I usually use my backroom perch at the Bloc 11 Cafe to interview the many poets, writers, artists, and interesting folks who live in the city of Somerville. On this April morning my position on the backroom table was to be reversed. I was to be interviewed by Somerville writer John Thompson. Thompson, who early in our conversation spilled a cup of freshly brewed coffee all over my schoolboy notebook--regained his composure quickly--as any pro would would do. Thompson, back in the 90s, was one of the founders of the Washington Street Art Center --just outside Union Square. He was actively involved in the arts scene, and was on the Somerville Arts Council board, working with the former director of the Council-- Cecily Miller-- who he greatly enjoyed collaborating with. As it turns out Thompson is involved in a project that struck my fancy. It consists of interviews with some stalwarts of Union Square--immigrants, barkeeps, artists, poets, hairdressers, and assorted characters who make this piece of real estate unique and diverse. So-- of course-- I had to turn the table on him and first conduct an interview with Thompson himself.
Thompson is somewhere in middle age, of average height, sports an easy smile, and a nonthreatening and attentive presence. He does not have the standard background. His father's work (he set up law schools in Africa and elsewhere) sent him to far flung places around the globe. As a result the younger Thompson wound up being born in Ethiopia, lived in Zambia, and along the long and winding path he hit the environs of Somerville. Thompson told me he earned a Master of Divinity degree from Harvard University. For a number of years he worked as a travel writer, and in other forms of non-fiction.
Thompson was inspired by TV personality Jon Stewart, who once asked his audience, "What makes America great?" So Thompson has interviewed people with that overall question in mind. In my case (and I assume others), Thompson asked me about my earliest memory, weaved through my elementary school years and my adult life--and asked some unexpected existential questions that I haven't thought about deeply in a long time. And I realized that even though I love my country it was hard to articulate exactly why.
Thompson told me that so far he has interviewed Tony and Jerry, the father and son team at the PA Lounge-- the thoughtful and articulate owner of the Back Bar--Sam Treadway, the owner of Groove Records, the poet/artist Julie Anne Otis and others.

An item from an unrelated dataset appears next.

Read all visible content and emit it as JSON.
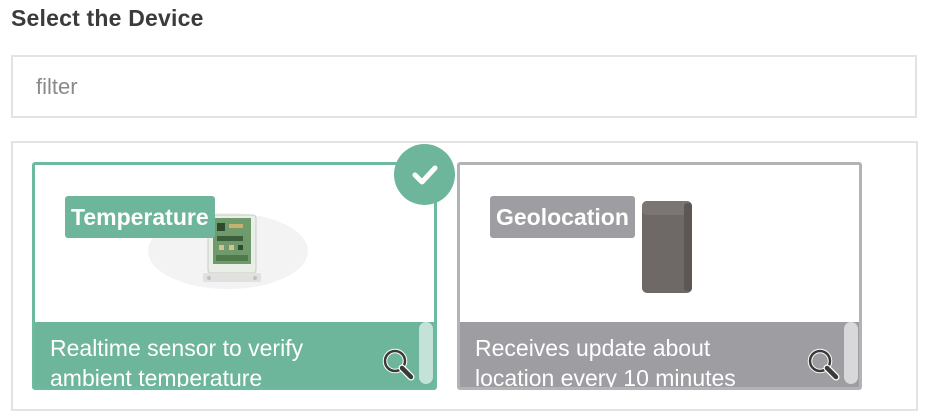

Thompson told me wanted to reconnect with the vibrant art scene in the square--and this seemed to be a ticket in. Thompson worries (like a lot of us) that the jaws of gentrification may displace the very kind of people that are his subjects. But like many of us, he seems to be hopeful. So if you are walking in Union Square, and you see an amiable and inquisitive man stop and ask you questions...feel free to add to this ongoing narrative--it is well worth your while.
-A series of Thompson's interviews will appear in The Somerville Times.